Eddie handed Steven a stack of photos of himself. “I want you to put me in the pictures and make them look real … no dirty stuff … washing the family car, dining together on a cruise ship that sort of thing. Oh, and a baby. I want us to have a baby together. I want it to look like me and Robyn Janette are the happiest married couple you’ve ever seen … you got that?”
            “I can make you a whole photo album … wedding pictures with all the attendants and the honeymoon … you want a cruise to the Caribbean? I can do that!” Steven felt born again.
            “You have a week,” Eddie told him. “You do a good job and maybe I’ll forget about the money you owe … Hell! I might even throw in a taxi ride!”
Beef shook his head. “Not until after I’m finished,” he said.
            “You won’t be sorry,” Steven promised. “Her own mother will think you two are married!”

-------6-------

            It had been a week since Zanobi took J.J. home and he had begun to think of her as his own daughter. Mrs. Esposito had two of her younger friends give the girl, who couldn’t remember who she was, a complete makeover cutting the gum out of her hair making it short and putting in blonde highlights. “As long as you don’t know who you are … you might as well look pretty!”

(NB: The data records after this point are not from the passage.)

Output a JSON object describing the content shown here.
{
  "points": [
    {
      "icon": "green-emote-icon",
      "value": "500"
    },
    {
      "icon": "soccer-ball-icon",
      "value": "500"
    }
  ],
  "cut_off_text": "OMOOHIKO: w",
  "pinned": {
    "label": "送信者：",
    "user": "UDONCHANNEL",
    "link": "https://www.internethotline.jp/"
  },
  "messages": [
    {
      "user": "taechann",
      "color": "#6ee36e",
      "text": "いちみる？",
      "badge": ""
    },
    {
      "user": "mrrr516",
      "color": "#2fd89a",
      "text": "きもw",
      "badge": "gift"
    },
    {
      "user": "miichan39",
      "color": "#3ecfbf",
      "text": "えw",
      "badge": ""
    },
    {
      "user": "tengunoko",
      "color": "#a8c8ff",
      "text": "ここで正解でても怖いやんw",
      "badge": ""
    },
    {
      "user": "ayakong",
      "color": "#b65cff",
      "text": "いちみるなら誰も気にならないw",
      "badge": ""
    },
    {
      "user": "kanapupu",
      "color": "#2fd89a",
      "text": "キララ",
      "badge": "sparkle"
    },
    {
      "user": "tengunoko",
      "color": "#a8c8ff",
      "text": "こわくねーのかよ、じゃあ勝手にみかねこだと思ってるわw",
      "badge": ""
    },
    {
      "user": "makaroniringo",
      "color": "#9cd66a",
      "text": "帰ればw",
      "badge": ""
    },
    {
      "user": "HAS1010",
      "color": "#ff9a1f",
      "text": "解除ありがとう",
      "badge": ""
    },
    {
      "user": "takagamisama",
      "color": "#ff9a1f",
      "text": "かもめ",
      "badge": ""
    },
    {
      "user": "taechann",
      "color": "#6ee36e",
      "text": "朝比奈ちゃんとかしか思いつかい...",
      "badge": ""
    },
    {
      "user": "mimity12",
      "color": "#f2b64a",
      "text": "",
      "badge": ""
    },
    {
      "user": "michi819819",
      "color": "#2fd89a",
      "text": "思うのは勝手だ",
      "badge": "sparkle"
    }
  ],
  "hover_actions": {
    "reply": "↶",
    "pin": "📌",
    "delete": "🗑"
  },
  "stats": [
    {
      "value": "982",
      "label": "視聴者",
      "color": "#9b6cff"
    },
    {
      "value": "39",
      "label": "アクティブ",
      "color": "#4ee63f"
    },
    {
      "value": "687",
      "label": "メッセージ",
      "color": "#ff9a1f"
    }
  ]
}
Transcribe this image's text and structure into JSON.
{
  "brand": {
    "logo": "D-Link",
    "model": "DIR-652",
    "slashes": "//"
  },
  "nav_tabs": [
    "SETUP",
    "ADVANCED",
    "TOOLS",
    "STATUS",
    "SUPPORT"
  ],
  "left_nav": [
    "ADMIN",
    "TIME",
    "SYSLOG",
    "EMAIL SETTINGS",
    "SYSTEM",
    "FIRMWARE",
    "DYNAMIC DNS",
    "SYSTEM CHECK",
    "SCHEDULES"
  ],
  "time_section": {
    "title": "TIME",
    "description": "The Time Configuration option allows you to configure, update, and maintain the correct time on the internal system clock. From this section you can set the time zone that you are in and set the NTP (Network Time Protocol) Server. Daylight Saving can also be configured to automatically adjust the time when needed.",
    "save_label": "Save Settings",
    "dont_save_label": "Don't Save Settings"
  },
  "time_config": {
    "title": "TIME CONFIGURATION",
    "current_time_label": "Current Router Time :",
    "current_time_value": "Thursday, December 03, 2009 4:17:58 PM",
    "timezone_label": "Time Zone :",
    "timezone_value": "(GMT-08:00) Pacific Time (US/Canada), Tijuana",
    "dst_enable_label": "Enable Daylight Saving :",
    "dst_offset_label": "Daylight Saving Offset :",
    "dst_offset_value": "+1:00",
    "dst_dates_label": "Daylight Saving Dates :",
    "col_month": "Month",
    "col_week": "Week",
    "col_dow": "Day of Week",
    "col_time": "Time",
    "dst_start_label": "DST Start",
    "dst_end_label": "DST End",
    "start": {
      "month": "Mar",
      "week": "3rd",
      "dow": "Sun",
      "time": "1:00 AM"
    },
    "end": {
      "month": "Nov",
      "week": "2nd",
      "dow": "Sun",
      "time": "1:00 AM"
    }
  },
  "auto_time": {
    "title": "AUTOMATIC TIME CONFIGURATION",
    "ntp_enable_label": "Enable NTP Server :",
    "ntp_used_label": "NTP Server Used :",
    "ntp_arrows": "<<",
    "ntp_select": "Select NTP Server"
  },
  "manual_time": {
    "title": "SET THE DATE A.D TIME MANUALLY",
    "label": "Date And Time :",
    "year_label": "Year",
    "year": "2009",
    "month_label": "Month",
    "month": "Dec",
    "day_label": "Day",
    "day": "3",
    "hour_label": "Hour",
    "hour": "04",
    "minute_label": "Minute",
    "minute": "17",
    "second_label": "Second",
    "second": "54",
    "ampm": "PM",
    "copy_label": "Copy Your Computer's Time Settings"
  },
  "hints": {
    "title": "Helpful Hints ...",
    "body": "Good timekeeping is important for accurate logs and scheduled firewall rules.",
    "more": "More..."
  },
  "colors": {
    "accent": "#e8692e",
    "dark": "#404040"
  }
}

J.J. even had a new job working in a local bakery. Zanobi had many friends ready to do anything for him and slowly the pain of J.J.’s past, whatever that was, was beginning to slip away.
One morning J.J. who everyone now called Jane, somehow the name seemed familiar, was just carrying a large pan filled with Danish muffins to the rack to cool when a well-dressed black man came in the shop. “Where on Earth have you been?” he demanded as his eyes filled with tears.
            “Right here,” J.J. was stunned. “You know me?”
            “Of course I do … you’re my wife,” Eddie told her.
            “I don’t remember you,” J.J. said dropping the still warm pan on the counter.
            “We’ve been married for two years … we have a son,” Eddie looked frustrated as he tried to convince her. Then he opened his wallet and showed her the pictures. “You disappeared after Johnny’s accident and we’ve looked everywhere for you!”
The name Johnny sent cold shivers down J.J.’s spine. She knew the name was dear to her and somehow connected to her guilt and memory troubles.
            “You thought our son had drowned in the family swimming pool while you were supposed to be watching him … but by some miracle the doctors brought him back!”
            “Johnny’s alive?” J.J. was already taking off her apron. All she knew was that she had to find him.
            “He’s home from the hospital and off from life support … he’s been asking for his mamma.”
            “I’ve got to see Johnny,” Her head was swimming. She didn’t remember much but she remembered the name Johnny. J.J. burst into tears as Eddie followed her outside to the waiting limo.
            “Don’t worry,” Eddie said under his breath as he flipped the window sign on the shop to CLOSED and then pushed her into the back seat. J.J.  was bawling tears of joy. “When I get tired of you, you’re going to see lots of Johnny’s.”